In negotiations last night, the Greens struck a deal with the National Party to include the Big Four global accounting firms in Royal Commission along with the banks. Now the government has backflipped on banks, it will be fascinating to see how the debate over the terms of reference plays out today
Update: the terms of reference are still in draft but the Big Four accounting firms appear to be off the hook.
There is the Big Four, and then there is the B-i-g Four.
The Big Four banks – ANZ, Westpac, NAB and Commbank – have paid $25 billion in tax in the past two years. They are prone to bad behaviour – ripping off customers, market rigging, money-laundering, the usual usury – although they are fairly transparent, publish proper financial statements and respond to public criticism.
Then there is the Biggest Four, the global accounting firms KPMG, Deloitte, EY and PwC. These four are supposed to be the gatekeepers of finance, the “auditors”. Instead, they are the architects of multinational tax avoidance. They don’t publish financial statements, they are structured through opaque partnerships, they have won $2.5 billion in government contracts over the past ten years; federal government alone.
Their cost to the taxpayer is immense. Yet they don’t respond to criticism except to claim there is nothing wrong.
To give you an idea of how powerful and how sneaky the real Big Four are, they have just managed to shift the blame for the biggest tax leak in world history, the Paradise Papers, onto a tiny Caribbean law firm which they instruct, Appleby. The media bought it hook, line and sinker.
Of the $31 billion in cash profits made last year by Australia’s big four banks, some $24 billion was returned to investors in the form of franked dividends.
Of the $150 billion in revenue globally made by the Bigger Four – revenue is the only number they reveal, and that is more rubbery than statutory – well, where did it go? Do they insure each other … are they really the Big One? Who knows, the accountants have never been made accountable.
The Royal Commission into the banks is a good thing, a thing for which we have long argued. Judges don’t get political donations so an independent judicial commission, instead of a parliamentary commission, will deliver punch, accountability and reform.
A good deal of the problem with the banks is “moral hazard”. They are not only too big and powerful but they are underpinned by taxpayers via the Reserve Bank’s “Committed Liquidity Facility”, effectively a bail-out fund.
As the banks own their profits and executive bonuses, and we the taxpayers own their risk, there is an incentive for bad behaviour and excessive leverage.
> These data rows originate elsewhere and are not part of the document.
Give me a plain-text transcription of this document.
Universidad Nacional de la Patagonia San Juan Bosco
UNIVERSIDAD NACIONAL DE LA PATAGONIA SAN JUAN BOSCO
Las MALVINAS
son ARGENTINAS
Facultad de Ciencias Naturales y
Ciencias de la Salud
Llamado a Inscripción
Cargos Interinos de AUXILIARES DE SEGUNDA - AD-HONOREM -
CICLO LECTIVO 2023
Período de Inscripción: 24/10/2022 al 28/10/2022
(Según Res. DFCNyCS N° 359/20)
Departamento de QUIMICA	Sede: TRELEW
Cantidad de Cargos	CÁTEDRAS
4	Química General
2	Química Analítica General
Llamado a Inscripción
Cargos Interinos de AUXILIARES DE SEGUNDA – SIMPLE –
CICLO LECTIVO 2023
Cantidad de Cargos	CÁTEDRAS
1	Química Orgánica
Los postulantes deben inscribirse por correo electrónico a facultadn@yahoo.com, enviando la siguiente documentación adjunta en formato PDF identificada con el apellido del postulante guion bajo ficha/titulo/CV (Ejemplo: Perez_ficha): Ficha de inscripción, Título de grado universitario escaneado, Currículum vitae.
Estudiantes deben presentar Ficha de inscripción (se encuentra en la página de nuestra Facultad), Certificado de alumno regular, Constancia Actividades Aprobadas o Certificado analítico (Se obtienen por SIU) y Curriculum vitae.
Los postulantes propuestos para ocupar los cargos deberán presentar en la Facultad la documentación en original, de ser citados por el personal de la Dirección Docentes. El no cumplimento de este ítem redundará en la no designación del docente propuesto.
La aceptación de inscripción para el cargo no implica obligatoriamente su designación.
When interest rates and or unemployment rise and the property markets fall, this leverage – made worse by the concentration of lending in residential property – will wreak havoc. Therefore, making the banks accountable now, rather than later, can only be a good thing.
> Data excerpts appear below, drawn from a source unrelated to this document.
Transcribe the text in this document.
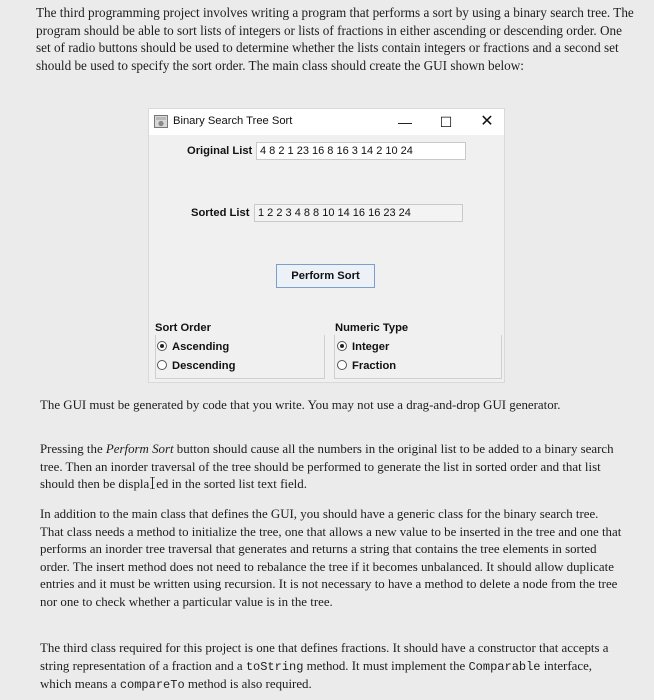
The third programming project involves writing a program that performs a sort by using a binary search tree. The program should be able to sort lists of integers or lists of fractions in either ascending or descending order. One set of radio buttons should be used to determine whether the lists contain integers or fractions and a second set should be used to specify the sort order. The main class should create the GUI shown below:

Binary Search Tree Sort	—	☐	✕
Original List 4 8 2 1 23 16 8 16 3 14 2 10 24
Sorted List 1 2 2 3 4 8 8 10 14 16 16 23 24
Perform Sort
Sort Order
Ascending
Descending
Numeric Type
Integer
Fraction

The GUI must be generated by code that you write. You may not use a drag-and-drop GUI generator.

Pressing the Perform Sort button should cause all the numbers in the original list to be added to a binary search tree. Then an inorder traversal of the tree should be performed to generate the list in sorted order and that list should then be displa ed in the sorted list text field.

In addition to the main class that defines the GUI, you should have a generic class for the binary search tree. That class needs a method to initialize the tree, one that allows a new value to be inserted in the tree and one that performs an inorder tree traversal that generates and returns a string that contains the tree elements in sorted order. The insert method does not need to rebalance the tree if it becomes unbalanced. It should allow duplicate entries and it must be written using recursion. It is not necessary to have a method to delete a node from the tree nor one to check whether a particular value is in the tree.

The third class required for this project is one that defines fractions. It should have a constructor that accepts a string representation of a fraction and a toString method. It must implement the Comparable interface, which means a compareTo method is also required.
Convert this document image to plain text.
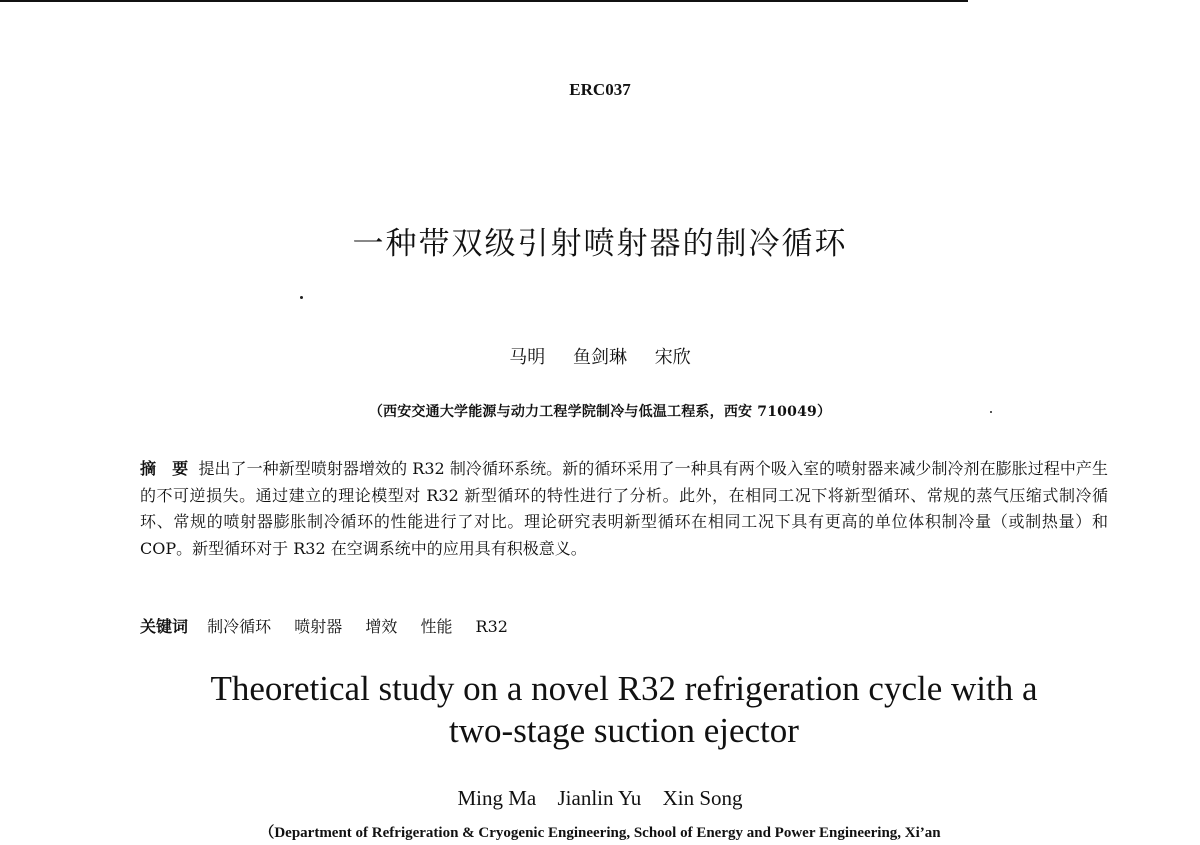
ERC037
一种带双级引射喷射器的制冷循环
马明 鱼剑琳 宋欣
（西安交通大学能源与动力工程学院制冷与低温工程系，西安 710049）
摘　要 提出了一种新型喷射器增效的 R32 制冷循环系统。新的循环采用了一种具有两个吸入室的喷射器来减少制冷剂在膨胀过程中产生的不可逆损失。通过建立的理论模型对 R32 新型循环的特性进行了分析。此外，在相同工况下将新型循环、常规的蒸气压缩式制冷循环、常规的喷射器膨胀制冷循环的性能进行了对比。理论研究表明新型循环在相同工况下具有更高的单位体积制冷量（或制热量）和 COP。新型循环对于 R32 在空调系统中的应用具有积极意义。
关键词 制冷循环 喷射器 增效 性能 R32
Theoretical study on a novel R32 refrigeration cycle with a
two-stage suction ejector
Ming Ma Jianlin Yu Xin Song
（Department of Refrigeration & Cryogenic Engineering, School of Energy and Power Engineering, Xi’an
The key will be in the terms of reference and who is to run the Royal Commission. These are being thrashed out on the floors of parliament today.
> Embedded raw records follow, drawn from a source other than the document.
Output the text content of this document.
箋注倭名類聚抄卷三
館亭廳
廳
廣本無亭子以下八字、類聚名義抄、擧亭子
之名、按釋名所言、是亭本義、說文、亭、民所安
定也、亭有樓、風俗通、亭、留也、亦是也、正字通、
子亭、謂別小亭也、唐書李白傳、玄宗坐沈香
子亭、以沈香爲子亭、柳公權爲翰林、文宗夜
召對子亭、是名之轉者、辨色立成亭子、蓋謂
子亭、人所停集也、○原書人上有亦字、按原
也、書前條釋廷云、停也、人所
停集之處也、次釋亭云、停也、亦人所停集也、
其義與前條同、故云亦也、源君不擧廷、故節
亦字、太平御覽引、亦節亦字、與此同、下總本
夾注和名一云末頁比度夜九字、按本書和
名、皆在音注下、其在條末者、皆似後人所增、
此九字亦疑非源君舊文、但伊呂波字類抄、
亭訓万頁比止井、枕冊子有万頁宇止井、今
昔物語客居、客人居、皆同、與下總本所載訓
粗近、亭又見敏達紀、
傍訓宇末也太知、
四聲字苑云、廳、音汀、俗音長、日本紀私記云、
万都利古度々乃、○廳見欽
Last night, Nationals Senator Barry O’Sullivan struck a deal with the Greens to launch a bid in parliament today for a Royal Commission or Commission of Inquiry into Australia’s banks.
As part of the deal, the Greens insisted the Big Four accountancy firms were included in the terms of reference for the Commission.
In the face of political oblivion, the government caved in this morning and agreed to a Royal Commission. There is deathly silence from the Biggest Four today as the debate rages over terms of reference.
It will be interesting to see whether Section 4, Subsection G of the Draft Terms of Reference for the Banking, Insurance, Superannuation and Financial Services Commission of Inquiry Bill 2017, lasts the day. Many phone calls will be made from influential quarters. The Bigger Four have been big political donors over the past decade.
This clause says, among the banks and other parties to be investigated by the Commission, are:
“an auditor registered with ASIC under Division 2 of Part 9.2 of the Corporations Act 2001”.